President Mary McAleese has made a plea for better access to education and employment for Ireland's disabled.
At a lecture this morning, the first in series on living with disabilities in Ireland, Mrs McAleese said the country had some "distance to travel" in helping such citizens reach their potential.
"In so many deeply embedded and insidious ways our disabled citizens find themselves in cul de sacs which are frustrating and dispiriting," she told the Association for Higher Education Access and Disability (Ahead) audience.
Mary McAleese
Moves by the education sector - including establishing disability officers and moving away from segregated to mainstream education - were "healthy signs", but unemployment rates for people with a disability, including graduates, remained much higher, she said.

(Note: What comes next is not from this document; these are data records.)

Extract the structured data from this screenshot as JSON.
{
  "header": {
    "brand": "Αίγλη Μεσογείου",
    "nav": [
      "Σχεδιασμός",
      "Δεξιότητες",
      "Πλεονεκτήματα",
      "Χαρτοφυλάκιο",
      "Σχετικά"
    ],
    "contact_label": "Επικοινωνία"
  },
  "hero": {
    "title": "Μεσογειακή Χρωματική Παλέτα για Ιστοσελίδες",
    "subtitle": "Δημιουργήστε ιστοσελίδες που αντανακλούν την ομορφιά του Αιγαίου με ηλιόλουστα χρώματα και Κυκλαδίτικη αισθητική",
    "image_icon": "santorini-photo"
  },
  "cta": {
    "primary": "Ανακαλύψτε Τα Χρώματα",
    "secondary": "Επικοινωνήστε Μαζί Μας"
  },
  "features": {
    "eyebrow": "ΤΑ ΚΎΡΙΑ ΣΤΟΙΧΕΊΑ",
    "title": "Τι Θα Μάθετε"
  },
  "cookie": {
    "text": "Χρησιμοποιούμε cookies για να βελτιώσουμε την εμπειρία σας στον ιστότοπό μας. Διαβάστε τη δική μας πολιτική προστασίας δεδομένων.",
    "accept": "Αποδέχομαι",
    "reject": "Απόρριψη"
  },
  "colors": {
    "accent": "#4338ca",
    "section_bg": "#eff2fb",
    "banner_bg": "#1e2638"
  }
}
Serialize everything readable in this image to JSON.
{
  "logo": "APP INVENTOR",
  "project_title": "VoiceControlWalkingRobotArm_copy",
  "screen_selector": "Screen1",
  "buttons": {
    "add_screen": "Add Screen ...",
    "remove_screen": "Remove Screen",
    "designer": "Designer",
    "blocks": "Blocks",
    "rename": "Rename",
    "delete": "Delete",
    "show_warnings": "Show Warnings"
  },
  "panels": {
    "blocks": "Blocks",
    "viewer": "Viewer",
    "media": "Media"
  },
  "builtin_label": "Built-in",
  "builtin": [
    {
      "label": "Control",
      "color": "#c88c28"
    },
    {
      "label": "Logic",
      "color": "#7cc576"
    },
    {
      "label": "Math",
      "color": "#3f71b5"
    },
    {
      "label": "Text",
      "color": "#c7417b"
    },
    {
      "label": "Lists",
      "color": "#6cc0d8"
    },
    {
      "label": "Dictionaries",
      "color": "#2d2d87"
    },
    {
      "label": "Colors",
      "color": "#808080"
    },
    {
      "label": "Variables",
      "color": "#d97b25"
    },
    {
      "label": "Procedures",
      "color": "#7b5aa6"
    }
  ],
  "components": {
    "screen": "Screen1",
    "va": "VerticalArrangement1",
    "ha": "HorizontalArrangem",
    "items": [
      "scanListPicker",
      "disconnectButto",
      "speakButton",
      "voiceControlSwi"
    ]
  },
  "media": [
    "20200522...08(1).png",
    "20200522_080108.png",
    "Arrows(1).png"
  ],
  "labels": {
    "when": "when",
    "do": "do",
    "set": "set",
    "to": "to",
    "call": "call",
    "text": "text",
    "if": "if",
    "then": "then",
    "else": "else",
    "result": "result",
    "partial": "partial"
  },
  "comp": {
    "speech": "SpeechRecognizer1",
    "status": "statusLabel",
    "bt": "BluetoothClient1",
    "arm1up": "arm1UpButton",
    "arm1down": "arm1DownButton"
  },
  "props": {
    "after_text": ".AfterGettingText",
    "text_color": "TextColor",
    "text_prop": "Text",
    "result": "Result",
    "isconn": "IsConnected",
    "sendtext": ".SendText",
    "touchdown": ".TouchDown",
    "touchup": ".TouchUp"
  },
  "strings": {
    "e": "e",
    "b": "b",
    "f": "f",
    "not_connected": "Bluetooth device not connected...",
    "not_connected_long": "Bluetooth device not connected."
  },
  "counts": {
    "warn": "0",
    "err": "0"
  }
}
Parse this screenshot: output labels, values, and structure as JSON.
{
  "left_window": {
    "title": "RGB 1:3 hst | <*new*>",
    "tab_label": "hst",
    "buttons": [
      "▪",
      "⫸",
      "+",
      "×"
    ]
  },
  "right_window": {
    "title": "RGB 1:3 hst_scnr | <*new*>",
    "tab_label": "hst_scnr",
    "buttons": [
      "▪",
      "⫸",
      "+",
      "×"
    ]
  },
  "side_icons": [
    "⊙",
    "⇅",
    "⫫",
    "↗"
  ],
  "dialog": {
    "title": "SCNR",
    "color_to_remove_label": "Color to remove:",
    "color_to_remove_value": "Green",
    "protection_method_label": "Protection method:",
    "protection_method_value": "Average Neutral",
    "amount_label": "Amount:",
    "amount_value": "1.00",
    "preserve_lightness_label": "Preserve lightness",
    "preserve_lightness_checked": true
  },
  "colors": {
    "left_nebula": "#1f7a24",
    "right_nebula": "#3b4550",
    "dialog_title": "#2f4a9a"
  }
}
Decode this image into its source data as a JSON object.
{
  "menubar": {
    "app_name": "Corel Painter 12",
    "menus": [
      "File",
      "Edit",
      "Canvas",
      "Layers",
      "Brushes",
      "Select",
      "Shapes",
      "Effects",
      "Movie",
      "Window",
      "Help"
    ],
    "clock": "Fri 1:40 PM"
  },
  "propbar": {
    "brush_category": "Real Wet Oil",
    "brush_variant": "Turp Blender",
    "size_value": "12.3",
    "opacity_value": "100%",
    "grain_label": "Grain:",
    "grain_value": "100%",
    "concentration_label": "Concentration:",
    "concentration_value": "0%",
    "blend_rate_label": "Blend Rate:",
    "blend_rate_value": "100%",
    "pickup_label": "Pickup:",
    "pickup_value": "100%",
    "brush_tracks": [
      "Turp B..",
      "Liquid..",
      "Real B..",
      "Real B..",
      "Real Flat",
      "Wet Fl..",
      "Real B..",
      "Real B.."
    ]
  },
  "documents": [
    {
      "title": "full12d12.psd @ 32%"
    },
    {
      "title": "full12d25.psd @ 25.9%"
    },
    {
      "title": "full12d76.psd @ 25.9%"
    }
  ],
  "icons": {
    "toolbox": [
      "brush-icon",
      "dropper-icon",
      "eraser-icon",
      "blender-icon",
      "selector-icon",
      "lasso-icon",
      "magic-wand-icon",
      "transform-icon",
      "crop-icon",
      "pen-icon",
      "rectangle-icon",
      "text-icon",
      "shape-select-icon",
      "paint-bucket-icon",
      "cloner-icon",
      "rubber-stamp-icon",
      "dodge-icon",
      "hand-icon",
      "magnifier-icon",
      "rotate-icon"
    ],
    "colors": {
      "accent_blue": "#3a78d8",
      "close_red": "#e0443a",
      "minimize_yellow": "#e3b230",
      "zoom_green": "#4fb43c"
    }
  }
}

She said access to education was at the heart of "dignity and freedom" and that too many people with disability faced blocks.
She highlighted the plight of a wheelchair-bound man who had applied to do medicine but had been rejected despite achieving straight "As". "The reason he was excluded was that the buildings he would need to access as a medical student were unsuited to wheelchairs," the president said.
Mrs McAleese said growing numbers of young adults with disability had grown up with disability and equality legislation that had sharpened their awareness and the world needed to be ready for them.
There was momentum in Ireland for a society in which the disabled lived lives as independent and fulfilled as is humanly possible, she said. "It is only when we arrive at that Ireland that we can say we have completed the ideal of our Republic."
The lecture series - "Disability And Contemporary Ireland' - has been organised by Ahead and will bring together disabled organisations in an effort to change employment structures and practice.